C’est ceci dont Joy était en quête, que ce Monde Nouveau lui offrait. C’est ceci, identiquement, qu’attendaient tous les Existants, mais ils ne le savaient pas ou n’osaient se l’avouer. Avaient-ils peur que, cherchant le bonheur, sollicitant la joie, les Autres eussent pu tourner en ridicule leur ingénuité, leur naïveté ? Sans doute y avait-il de cela. Le Monde d’Avant était si empêtré dans ses multiples contradictions que tout ce qui déviait de la règle commune était voué aux gémonies. Le Siècle avait répudié la Poésie, elle était trop ingénue, témoin d’esprits de doux rêveurs ne vivant que dans d’illisibles marges. Le Siècle avait renié toute approche sensible, sentimentale, des choses, leur préférant l’exactitude des chiffres, la rutilance des gains, la richesse éblouissante au bout du chemin. Le Siècle avait condamné les Lettres et les Arts pour ne retenir, de l’aventure humaine, que les certitudes matérielles dont ils pensaient qu’elles les sauveraient du désastre. Ce faisant, leur esprit s’était racorni, leurs âmes étrécies à un espace si étroit, elles n’avaient plus que la taille du ciron. La Métaphysique, ils l’avaient raillée car ils n’accordaient de crédit qu’à ce qu’ils voyaient, ils ne retenaient et n’entendaient du monde que ses espèces trébuchantes et sonnantes. En définitive et d’une manière totalement paradoxale, c’était une figure du Mal, l’Hydre redoutable en l’occurrence, qui leur avait ouvert les yeux, leur offrant par son sacrifice final, l’une des vertus les plus estimables, ce Bien qui les avait rendus à eux-mêmes dans la plus exacte perspective de leur humanité.

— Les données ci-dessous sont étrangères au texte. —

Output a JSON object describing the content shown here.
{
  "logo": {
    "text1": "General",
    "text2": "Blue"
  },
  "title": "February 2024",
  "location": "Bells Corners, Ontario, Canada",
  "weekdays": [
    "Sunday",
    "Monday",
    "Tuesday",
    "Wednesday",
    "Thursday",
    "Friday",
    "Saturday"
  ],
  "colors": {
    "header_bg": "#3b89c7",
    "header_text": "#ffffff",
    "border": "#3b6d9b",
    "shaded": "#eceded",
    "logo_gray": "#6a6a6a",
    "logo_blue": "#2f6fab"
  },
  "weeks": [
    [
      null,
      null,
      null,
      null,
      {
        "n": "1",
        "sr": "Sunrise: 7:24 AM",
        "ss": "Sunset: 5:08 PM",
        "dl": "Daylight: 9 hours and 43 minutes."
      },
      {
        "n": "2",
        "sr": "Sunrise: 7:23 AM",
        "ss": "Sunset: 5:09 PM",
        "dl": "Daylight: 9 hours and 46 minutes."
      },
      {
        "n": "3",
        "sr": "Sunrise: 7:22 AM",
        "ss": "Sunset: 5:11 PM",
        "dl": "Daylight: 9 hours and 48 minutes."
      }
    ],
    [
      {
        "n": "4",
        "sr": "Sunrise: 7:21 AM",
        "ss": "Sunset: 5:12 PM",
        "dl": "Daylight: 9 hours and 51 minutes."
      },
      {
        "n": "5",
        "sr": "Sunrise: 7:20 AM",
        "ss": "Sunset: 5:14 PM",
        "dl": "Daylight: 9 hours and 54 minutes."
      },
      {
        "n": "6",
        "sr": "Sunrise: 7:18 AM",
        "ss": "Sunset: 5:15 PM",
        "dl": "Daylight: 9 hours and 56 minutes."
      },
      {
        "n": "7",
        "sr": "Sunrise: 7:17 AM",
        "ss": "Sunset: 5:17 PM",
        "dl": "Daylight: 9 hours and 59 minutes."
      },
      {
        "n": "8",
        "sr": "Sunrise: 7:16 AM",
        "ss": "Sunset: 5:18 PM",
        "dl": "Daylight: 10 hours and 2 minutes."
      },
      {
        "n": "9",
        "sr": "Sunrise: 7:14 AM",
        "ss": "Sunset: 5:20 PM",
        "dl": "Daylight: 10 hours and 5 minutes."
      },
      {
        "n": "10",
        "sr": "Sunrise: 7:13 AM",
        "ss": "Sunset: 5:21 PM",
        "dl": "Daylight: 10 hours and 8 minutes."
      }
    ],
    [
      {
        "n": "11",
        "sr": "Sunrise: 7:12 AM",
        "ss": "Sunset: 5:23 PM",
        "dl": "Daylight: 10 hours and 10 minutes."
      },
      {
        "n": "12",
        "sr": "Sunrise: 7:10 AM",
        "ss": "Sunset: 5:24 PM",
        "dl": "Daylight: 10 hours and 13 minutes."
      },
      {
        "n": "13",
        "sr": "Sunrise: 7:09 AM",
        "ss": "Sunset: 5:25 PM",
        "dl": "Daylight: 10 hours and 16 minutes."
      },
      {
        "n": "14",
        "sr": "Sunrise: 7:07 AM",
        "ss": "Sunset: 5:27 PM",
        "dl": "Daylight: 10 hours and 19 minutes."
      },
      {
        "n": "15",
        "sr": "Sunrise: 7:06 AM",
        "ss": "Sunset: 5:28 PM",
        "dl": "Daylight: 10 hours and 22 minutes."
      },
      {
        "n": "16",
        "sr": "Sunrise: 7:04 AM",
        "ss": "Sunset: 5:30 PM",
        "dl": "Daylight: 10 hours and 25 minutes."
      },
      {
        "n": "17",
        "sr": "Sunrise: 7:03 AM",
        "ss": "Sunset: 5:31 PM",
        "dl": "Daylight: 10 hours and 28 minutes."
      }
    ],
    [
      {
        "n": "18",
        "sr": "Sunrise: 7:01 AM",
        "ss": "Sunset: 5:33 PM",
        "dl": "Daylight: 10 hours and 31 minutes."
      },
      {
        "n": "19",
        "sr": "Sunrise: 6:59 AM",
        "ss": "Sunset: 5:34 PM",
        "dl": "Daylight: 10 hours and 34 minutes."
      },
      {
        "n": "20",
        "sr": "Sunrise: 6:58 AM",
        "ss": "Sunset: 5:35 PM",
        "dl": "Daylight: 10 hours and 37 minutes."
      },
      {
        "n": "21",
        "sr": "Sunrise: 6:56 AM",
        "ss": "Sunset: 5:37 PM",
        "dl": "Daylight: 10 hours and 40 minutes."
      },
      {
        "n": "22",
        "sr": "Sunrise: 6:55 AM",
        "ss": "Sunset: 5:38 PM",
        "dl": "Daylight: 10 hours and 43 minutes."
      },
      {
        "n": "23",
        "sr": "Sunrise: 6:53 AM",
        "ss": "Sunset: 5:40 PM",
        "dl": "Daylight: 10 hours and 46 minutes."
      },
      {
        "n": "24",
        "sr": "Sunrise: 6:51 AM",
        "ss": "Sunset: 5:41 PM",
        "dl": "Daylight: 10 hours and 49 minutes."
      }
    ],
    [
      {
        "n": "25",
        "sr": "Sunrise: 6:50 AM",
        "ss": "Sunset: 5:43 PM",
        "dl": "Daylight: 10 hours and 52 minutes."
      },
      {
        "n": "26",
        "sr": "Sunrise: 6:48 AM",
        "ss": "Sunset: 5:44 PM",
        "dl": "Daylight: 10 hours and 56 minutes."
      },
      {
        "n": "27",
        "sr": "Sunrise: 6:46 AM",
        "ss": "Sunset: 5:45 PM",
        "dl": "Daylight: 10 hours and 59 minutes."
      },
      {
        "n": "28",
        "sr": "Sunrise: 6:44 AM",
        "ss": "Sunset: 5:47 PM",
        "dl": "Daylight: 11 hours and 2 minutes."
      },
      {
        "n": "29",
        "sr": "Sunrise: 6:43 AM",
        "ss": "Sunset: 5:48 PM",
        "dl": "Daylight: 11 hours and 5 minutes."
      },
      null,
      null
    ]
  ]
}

Un avenir lumineux se montrait qui effaçait tous les miasmes anciens, abolissait toutes les erreurs passées, gommait tous les comportements inadéquats.

EPILOGUE

L’avion dans lequel Joy effectuait ses voyages, s’il traversait parfois encore des ciels agités et si, sur la Terre, des exhalaisons non totalement résolues faisaient, ici et là, leurs taches ombreuses, il n’en demeurait pas moins que les Terriens, après avoir été légers et inconscients, avaient grandement progressé, renonçant peu à peu à leur égocentrisme, ne se considérant plus comme le nombril du Monde, prenant soin de la Planète et des Autres. Bien évidemment, Lecteur, la connotation morale ne t’aura nullement échappé. Mais sans règle éthique, l’existence n’est qu’un désert où ne poussent que des plantes amères, desséchées, où le peuple des Hommes ne peut trouver de site accueillant sa longue marche. Les Nomades se guident grâce à l’observation du ciel étoilé, au sein de cette généreuse Nature, notre Mère à tous. Ils se servent de ‘L’Etoile du Berger’ pour orienter leur destin. Première étoile apparaissant le soir, dernière étoile s’éteignant le matin. Comme une allégorie infiniment lumineuse encadrant la nuit de l’inconscience et, sans doute, l’éclairant de loin. N’est-ce pas une Vérité que ceci, deux éclats du Bien de part et d’autre d’une ombre maléfique ? Les Bergers, de tous temps, ont été hommes d’une grande sagesse. Puissent-ils nous inspirer quant au chemin à suivre, nous les Distraits qui avançons sans le savoir vers notre être, n’en percevant ni les limites, ni l’immense effusion qui en brode l’essence ! Toujours il y a plus à voir que ce que nous voyons !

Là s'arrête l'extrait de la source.